JOHANNESBURG -- More than $4 billion in oil revenue disappeared from Angolan state coffers between 1997 and 2002, even as the country was struggling to recover from 27 years of civil war, Human Rights Watch said in a report yesterday.
The report comes at a time when Angola is trying to increase international support for the country. Foreign donors cite corruption as one of their key concerns.
"While ordinary Angolans suffered through a profound humanitarian crisis, their government oversaw the suspicious disappearance of a truly colossal sum of money," said Arvind Ganesan, director of the New York-based group's business and human rights program. "This seriously undermined Angolans' rights."
President Jose Eduardo dos Santos's government denied any wrongdoing, claiming the missing funds could be explained by oil price fluctuations.
Angola is sub-Saharan Africa's largest oil exporter after Nigeria, producing more than 900,000 barrels per day.
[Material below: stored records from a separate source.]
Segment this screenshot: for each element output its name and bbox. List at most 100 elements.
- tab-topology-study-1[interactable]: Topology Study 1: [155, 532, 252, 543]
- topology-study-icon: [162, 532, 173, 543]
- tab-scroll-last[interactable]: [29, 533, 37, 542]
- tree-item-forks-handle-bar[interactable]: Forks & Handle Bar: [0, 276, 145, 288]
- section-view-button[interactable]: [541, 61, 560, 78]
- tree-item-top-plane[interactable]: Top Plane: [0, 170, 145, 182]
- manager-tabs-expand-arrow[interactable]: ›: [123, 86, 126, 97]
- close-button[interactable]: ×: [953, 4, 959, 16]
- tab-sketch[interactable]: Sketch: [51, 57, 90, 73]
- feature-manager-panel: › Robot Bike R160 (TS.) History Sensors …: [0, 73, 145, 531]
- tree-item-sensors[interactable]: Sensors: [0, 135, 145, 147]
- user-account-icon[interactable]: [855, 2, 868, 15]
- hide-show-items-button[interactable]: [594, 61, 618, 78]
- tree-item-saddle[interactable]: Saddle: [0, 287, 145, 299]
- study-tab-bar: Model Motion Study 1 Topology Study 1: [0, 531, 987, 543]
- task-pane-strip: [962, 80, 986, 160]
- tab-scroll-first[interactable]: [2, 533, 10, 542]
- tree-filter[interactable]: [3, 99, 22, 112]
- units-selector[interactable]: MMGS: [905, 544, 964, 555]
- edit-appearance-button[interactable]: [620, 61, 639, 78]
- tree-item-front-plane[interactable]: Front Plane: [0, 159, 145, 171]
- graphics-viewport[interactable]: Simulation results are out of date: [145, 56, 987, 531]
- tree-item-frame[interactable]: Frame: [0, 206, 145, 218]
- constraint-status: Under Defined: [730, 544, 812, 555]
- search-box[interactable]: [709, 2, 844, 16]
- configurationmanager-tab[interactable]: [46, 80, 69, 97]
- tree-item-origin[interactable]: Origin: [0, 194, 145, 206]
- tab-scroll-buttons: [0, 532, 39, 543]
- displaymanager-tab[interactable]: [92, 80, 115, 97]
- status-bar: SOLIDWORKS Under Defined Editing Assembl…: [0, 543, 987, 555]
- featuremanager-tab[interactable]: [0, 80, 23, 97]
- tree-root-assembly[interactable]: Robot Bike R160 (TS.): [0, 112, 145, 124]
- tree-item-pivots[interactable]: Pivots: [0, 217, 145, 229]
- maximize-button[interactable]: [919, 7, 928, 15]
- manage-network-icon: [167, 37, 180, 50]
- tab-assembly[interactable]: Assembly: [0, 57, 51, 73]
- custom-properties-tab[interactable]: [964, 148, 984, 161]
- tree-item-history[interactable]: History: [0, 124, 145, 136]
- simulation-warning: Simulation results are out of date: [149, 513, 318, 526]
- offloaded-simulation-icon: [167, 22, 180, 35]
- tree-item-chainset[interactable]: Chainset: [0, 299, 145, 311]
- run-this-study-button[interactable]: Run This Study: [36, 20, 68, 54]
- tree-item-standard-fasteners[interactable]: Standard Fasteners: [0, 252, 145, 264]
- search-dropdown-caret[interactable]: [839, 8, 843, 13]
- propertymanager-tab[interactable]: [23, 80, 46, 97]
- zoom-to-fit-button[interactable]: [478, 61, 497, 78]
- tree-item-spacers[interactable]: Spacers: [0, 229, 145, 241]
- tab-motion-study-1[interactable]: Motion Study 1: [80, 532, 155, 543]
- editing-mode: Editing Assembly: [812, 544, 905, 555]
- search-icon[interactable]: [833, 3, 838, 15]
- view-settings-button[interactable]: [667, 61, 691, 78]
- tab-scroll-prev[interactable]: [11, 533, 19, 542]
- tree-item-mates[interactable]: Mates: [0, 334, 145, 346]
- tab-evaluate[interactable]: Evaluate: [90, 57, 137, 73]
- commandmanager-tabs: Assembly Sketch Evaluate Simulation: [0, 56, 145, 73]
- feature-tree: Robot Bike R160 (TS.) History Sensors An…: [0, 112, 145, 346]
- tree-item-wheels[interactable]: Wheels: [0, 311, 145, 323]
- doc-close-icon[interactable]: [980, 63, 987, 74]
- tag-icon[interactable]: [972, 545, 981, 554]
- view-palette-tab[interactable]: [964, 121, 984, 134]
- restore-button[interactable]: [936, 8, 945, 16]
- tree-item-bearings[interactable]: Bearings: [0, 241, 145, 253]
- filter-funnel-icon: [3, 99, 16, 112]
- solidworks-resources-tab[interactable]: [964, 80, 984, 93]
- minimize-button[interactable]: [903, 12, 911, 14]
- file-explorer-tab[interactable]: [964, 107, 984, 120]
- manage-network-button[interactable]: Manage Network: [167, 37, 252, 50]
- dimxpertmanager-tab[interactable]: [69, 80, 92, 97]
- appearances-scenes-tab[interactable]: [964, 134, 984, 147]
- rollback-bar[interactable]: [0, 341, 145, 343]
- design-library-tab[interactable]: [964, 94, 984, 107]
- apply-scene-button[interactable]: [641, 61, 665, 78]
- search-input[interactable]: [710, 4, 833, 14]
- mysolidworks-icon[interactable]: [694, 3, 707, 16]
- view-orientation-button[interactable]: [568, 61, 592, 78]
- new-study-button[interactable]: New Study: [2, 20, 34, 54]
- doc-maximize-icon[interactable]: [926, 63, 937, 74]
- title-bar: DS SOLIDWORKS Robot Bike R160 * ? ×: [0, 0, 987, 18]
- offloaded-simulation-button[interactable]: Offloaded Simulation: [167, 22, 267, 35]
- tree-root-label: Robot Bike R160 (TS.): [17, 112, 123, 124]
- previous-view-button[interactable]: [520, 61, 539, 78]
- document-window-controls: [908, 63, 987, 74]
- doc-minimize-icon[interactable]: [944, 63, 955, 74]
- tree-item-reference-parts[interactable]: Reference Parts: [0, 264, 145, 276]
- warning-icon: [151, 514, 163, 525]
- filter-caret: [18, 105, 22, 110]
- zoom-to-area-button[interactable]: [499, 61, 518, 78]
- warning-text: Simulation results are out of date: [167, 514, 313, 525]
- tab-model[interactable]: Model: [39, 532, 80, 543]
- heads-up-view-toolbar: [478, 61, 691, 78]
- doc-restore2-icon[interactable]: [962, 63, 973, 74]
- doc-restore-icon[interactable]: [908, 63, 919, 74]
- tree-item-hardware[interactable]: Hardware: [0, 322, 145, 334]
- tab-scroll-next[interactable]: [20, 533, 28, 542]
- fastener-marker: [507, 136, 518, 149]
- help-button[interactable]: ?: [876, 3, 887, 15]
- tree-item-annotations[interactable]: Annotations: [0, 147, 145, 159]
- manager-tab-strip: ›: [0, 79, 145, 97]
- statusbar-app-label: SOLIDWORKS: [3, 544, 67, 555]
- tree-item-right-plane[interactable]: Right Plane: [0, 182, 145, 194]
During the war against the UNITA rebel group, oil revenue provided funding for the government's war effort. The fighting ended when the army tracked down and killed the insurgents' leader, Jonas Savimbi, in 2002.
Angola's plentiful oil reserves have earned the country growing attention from the United States and other Western countries as they have sought alternatives to Middle East crude.
State oil revenues surged after international companies such as BP, ExxonMobil, and Total expanded their Angolan operations in the late 1990s, totaling $17.8 billion from 1997 to 2002 -- about 85 percent of government income -- according to the Human Rights Watch report.
A total of $4.22 billion of that money, representing about 9.25 percent of gross domestic product annually, is unaccounted for, according to the group's analysis of figures from the International Monetary Fund.
Meanwhile, an estimated 900,000 Angolans remain displaced, millions have almost no access to schools and hospitals, and nearly half the country's 7.4 million children suffer from malnutrition, according to UN figures.
Human Rights Watch said the missing funds are roughly equal to what was spent in the same period on social programs in the deeply impoverished country -- $4.27 billion, including both government expenditure and initiatives funded through the United Nations' Consolidated Inter-Agency Appeal.